If you’ve ever worked on a mobile app and had the admirable success of actually launching it, you’ll know one of the biggest funding issues quickly becomes how long the app stores hold on to your money. You can make money, but it takes a while to touch it.
You may have a marketing strategy and you may be ready to execute on it. You’ve even got a track record; people out there are showing you that they want what you’ve got. But with the cash flowing like mud out of the app store, it’s going to be nearly impossible to execute on that strategy.
So you go to a bank and more often than not, they assign you their best loan officer, Buzz Killington. Buzz doesn’t really understand your business. He thinks your app is swell, and he’s happy it’s live, but he can’t wrap his head around the value of promotional investment shortly after launch. He offers you a breath mint. It is worth zero dollars.
The fact is, you could have the next Angry Birds on your hands, but without the funding for proper marketing and distribution, there’s a good chance it never catches on.
So Aprenita stepped in. They’re a startup that lends money to startups. But they lend money specifically to mobile app startups. That’s it. That’s their specialty, that’s their business. They’re an online, on-demand capital-as-a-service provider dedicated to funding mobile app developers.
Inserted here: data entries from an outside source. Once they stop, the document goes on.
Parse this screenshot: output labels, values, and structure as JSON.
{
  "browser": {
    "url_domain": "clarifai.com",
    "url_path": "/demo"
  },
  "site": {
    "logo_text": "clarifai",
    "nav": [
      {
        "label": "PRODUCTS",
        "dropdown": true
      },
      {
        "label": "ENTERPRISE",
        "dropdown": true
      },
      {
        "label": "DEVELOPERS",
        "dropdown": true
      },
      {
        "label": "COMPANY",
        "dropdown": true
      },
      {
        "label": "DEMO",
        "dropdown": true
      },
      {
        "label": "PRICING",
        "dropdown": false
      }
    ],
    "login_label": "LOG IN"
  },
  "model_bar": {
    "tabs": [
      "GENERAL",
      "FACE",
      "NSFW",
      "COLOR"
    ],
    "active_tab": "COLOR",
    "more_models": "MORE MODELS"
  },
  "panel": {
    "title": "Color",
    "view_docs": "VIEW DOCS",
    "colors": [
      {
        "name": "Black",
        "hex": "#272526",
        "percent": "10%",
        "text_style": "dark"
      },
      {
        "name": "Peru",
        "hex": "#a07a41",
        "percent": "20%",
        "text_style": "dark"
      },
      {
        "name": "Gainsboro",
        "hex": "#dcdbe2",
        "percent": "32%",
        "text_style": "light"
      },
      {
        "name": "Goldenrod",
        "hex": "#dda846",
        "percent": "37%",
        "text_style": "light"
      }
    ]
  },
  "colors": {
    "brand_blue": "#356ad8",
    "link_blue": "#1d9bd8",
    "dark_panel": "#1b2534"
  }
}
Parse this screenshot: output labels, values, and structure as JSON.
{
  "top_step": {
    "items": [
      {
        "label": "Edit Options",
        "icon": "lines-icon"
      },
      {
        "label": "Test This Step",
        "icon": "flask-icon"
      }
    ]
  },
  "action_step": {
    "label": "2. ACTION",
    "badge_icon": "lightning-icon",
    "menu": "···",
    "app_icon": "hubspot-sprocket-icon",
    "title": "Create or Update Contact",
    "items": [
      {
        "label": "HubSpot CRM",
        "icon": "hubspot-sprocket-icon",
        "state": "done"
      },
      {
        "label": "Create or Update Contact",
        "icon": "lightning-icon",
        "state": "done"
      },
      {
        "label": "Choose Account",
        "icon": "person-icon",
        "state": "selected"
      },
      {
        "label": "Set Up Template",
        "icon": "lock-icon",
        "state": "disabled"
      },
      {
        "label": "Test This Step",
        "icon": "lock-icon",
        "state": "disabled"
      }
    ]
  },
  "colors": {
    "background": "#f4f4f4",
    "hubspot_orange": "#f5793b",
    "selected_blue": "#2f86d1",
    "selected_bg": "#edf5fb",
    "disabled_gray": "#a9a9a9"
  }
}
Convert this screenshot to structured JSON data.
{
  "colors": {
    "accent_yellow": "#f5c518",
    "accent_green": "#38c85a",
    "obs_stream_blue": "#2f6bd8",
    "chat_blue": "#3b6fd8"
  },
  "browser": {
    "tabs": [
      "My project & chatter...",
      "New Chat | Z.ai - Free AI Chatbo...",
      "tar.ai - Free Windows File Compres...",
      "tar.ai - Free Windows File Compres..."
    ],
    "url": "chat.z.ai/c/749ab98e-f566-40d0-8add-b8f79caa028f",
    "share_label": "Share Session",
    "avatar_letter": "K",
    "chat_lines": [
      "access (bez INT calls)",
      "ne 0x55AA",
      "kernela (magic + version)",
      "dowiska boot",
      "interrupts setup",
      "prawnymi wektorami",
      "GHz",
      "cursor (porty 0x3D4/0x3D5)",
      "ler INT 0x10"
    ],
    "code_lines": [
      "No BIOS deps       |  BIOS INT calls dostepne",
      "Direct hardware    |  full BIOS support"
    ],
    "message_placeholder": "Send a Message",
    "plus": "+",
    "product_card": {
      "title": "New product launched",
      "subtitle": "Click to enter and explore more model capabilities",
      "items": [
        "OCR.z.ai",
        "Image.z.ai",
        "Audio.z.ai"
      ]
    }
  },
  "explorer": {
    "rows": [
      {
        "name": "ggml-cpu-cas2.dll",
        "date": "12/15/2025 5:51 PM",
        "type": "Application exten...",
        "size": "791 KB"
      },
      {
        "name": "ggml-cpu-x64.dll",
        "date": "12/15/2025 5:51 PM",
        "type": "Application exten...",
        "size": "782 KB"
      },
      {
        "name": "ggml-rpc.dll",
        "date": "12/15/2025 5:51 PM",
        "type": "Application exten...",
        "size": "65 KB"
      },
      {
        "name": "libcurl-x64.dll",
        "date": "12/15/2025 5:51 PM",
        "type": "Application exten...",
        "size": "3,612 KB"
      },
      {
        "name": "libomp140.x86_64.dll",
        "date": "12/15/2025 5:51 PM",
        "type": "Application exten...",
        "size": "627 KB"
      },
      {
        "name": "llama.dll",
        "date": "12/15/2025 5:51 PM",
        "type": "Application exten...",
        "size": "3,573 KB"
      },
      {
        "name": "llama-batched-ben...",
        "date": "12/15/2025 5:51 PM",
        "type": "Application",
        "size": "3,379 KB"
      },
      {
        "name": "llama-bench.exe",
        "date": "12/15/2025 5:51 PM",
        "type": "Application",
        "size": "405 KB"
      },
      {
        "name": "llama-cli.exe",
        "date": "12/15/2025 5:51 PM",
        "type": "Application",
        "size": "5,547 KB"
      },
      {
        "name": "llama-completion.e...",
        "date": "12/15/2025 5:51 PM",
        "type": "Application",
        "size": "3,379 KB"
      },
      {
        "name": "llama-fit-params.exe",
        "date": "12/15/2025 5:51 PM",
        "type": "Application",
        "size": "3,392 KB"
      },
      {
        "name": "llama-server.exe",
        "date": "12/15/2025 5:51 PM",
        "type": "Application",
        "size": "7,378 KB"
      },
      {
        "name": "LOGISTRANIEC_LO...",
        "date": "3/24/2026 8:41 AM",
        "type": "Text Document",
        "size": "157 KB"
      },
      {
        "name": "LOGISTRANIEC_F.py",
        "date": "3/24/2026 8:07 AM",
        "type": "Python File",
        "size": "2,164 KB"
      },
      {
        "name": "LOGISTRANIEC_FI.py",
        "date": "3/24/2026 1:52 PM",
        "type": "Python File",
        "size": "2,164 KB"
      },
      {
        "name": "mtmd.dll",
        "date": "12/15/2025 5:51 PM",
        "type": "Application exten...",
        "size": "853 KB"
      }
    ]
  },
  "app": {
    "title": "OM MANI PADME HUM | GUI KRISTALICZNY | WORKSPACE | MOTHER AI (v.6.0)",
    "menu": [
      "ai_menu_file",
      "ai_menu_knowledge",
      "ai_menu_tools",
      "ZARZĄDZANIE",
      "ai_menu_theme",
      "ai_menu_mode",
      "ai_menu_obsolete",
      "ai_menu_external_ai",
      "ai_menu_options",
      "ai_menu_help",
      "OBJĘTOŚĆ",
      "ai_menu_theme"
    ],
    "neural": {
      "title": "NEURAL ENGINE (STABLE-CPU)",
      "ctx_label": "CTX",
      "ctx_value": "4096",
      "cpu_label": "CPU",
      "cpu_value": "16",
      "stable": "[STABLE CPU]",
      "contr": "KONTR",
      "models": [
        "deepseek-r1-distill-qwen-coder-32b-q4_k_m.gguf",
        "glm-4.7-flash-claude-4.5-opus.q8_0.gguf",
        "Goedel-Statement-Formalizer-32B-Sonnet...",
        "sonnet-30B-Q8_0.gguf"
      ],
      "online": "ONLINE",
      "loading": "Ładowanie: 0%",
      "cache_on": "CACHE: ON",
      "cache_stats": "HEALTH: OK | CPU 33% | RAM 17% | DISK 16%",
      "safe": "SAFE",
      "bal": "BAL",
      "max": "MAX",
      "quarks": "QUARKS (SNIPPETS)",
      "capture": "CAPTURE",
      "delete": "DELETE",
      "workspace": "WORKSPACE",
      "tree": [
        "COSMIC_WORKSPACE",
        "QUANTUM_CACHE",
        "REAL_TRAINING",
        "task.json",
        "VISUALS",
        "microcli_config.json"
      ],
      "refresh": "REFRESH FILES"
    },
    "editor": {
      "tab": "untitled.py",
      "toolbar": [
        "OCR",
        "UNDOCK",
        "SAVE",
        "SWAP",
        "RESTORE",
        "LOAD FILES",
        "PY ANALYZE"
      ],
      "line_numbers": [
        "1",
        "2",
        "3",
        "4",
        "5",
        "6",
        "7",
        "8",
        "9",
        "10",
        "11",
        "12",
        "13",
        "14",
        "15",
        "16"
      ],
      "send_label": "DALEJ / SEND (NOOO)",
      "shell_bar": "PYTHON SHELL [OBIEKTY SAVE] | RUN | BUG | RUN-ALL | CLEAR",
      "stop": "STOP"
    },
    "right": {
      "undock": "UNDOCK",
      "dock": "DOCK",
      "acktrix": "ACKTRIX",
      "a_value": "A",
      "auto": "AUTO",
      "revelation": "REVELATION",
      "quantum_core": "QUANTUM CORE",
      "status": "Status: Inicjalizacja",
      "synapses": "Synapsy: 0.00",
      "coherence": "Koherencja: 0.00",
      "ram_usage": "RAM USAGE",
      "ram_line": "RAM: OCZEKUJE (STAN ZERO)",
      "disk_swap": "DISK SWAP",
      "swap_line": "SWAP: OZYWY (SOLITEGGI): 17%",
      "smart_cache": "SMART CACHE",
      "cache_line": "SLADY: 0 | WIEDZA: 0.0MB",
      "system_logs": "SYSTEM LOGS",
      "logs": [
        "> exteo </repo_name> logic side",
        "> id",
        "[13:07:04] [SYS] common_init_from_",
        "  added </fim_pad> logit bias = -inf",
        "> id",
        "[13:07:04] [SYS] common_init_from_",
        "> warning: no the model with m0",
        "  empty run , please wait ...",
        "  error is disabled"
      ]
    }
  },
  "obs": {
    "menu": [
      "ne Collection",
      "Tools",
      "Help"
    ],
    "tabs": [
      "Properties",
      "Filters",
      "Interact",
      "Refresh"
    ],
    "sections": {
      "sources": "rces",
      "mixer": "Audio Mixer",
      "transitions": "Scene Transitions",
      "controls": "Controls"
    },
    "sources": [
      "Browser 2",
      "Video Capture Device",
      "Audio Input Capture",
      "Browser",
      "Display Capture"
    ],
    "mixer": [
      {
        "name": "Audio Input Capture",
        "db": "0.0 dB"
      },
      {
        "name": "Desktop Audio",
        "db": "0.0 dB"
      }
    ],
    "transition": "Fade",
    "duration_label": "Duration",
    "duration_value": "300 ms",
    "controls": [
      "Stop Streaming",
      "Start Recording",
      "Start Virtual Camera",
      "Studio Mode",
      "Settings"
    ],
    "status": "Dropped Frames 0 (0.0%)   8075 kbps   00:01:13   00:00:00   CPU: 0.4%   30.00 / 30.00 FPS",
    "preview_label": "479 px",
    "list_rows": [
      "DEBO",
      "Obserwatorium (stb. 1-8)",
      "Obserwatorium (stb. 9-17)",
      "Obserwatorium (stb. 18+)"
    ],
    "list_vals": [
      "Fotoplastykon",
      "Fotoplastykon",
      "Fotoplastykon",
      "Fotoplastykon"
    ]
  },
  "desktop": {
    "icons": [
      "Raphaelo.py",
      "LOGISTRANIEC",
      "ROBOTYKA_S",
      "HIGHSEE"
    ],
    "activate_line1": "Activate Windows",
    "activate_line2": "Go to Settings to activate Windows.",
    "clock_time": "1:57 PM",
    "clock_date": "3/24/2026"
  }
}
Just as intriguing as their niche is the model behind their method.
To apply for a loan you first provide some basic information. Then give them a link to your app and to your analytics account (Mixpanel, Localytics, etc). Aprenita then crunches the numbers using an advanced algorithm. Very quickly you find whether or not you’re qualified for a loan and if so, for how much.
Guts and emotions are pretty much taken out of the equation. They have a grip on the signs of success in the mobile space so that’s what they focus on. It’s about dollars, so they focus on the numbers.
“We’ve spent years studying the complex correlations and predictive behaviors of these massive datasets, and that gives us confidence to make loans where other providers cannot. We’ve essentially created an algorithmic-based credit rating system to assess risk and make a lending decision within moments.”
Now, be forewarned: like most niche lenders the payback terms can be aggressive. Also, the rates float between 6-20%, which is pretty close to what you’d get from a bank, if you got anything from a bank.
The key though is quantifiable industry expertise and quick turnaround.
If your mobile app is exiting the startup stage and you are at the donning of a new era of Growth (with a capital G), Aprenita is probably worth checking out if you’re even considering a trip to Buzz Killington’s office.
Oh, and apparently, depending on your business and your numbers, they could fund up to $1 million without taking any equity.
Slightly nerve-racking in the face of aggressive payback terms? Maybe. Infinitely more helpful than a breath mint? Definitely.